= ICARUS experiment =

Neutrino experiment

ICARUS (Imaging Cosmic And Rare Underground Signals) is a physics experiment aimed at studying neutrinos. It was located at the Laboratori Nazionali del Gran Sasso (LNGS) where it started operations in 2010. After completion of its operations there, it was refurbished at CERN for re-use at Fermilab, in the same neutrino beam as the MiniBooNE, MicroBooNE and Short-Baseline Near Detector (SBND) experiments. The ICARUS detector was then taken apart for transport and reassembled at Fermilab, where data collection is expected to begin in fall 2021.

The ICARUS program was initiated by Carlo Rubbia in 1977, who proposed a new type of neutrino detector.
These are called Liquid Argon Time Projection Chambers (LAr-TPC), which should combine the advantages of bubble chambers and electronic detectors, evolving previous detectors. They detect neutrinos through the reaction:

${}^{40}Ar + \nu \rightarrow {}^{40}K + e^{-} \,$

(a neutrino combining with an atom of argon-40 to yield an atom of potassium-40 and an electron.)

In the course of the ICARUS program, such detectors of considerable capacity were proposed. After first runs at Pavia in 2001, the ICARUS T600 detector at Gran Sasso, filled with 760 tons of liquid argon, started operation in 2010. In order to study neutrino oscillations and various fundamental topics of modern physics, neutrinos of astronomic or solar sources, and CERN Neutrinos to Gran Sasso (CNGS) beam produced 730 km away by the Super Proton Synchrotron from CERN, have been detected.

The CNGS neutrinos are also studied by the OPERA experiment, therefore those experiments are also called CNGS1 (OPERA) and CNGS2 (ICARUS).

The CNGS measurements also became important when the OPERA group announced in September and November 2011 that they had measured superluminal neutrinos (see faster-than-light neutrino anomaly). Shortly afterwards, the ICARUS collaboration published a paper in which they argued that the energy distribution of the neutrinos is not compatible with superluminal particles. This conclusion was based on a theory of Cohen and Sheldon Glashow.
In March 2012, they published a direct neutrino velocity measurement based on seven neutrinos events. The result was in agreement with the speed of light and thus special relativity, and contradicts the OPERA result.
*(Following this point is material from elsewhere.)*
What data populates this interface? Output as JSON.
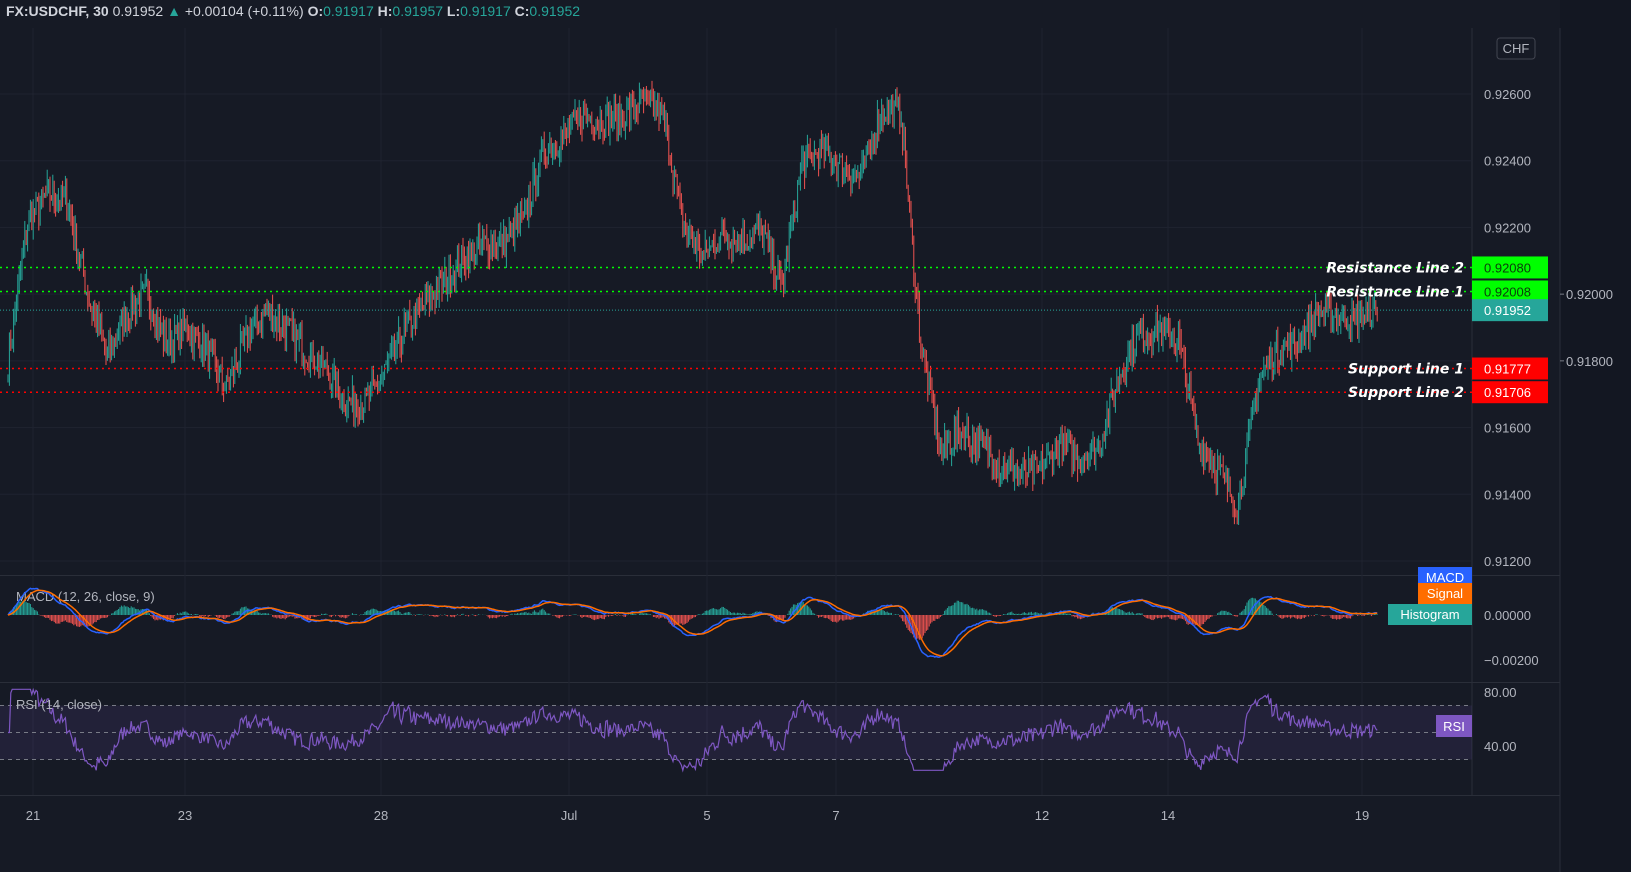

In August 2012, another neutrino velocity measurement based on 25 neutrino events was published with increased accuracy and statistics, again in agreement with the speed of light. (See measurements of neutrino speed.)

The ICARUS detector moved to Fermilab in July 2017 for a new neutrino experiment. In February 2020, scientists at Fermilab began cooling down ICARUS and filling it with 760 tons of liquid argon. Scientists hope to take the first measurements with the refurbished ICARUS later in 2020. In May 2021, Fermilab announced that ICARUS would begin data collection in the fall of 2021.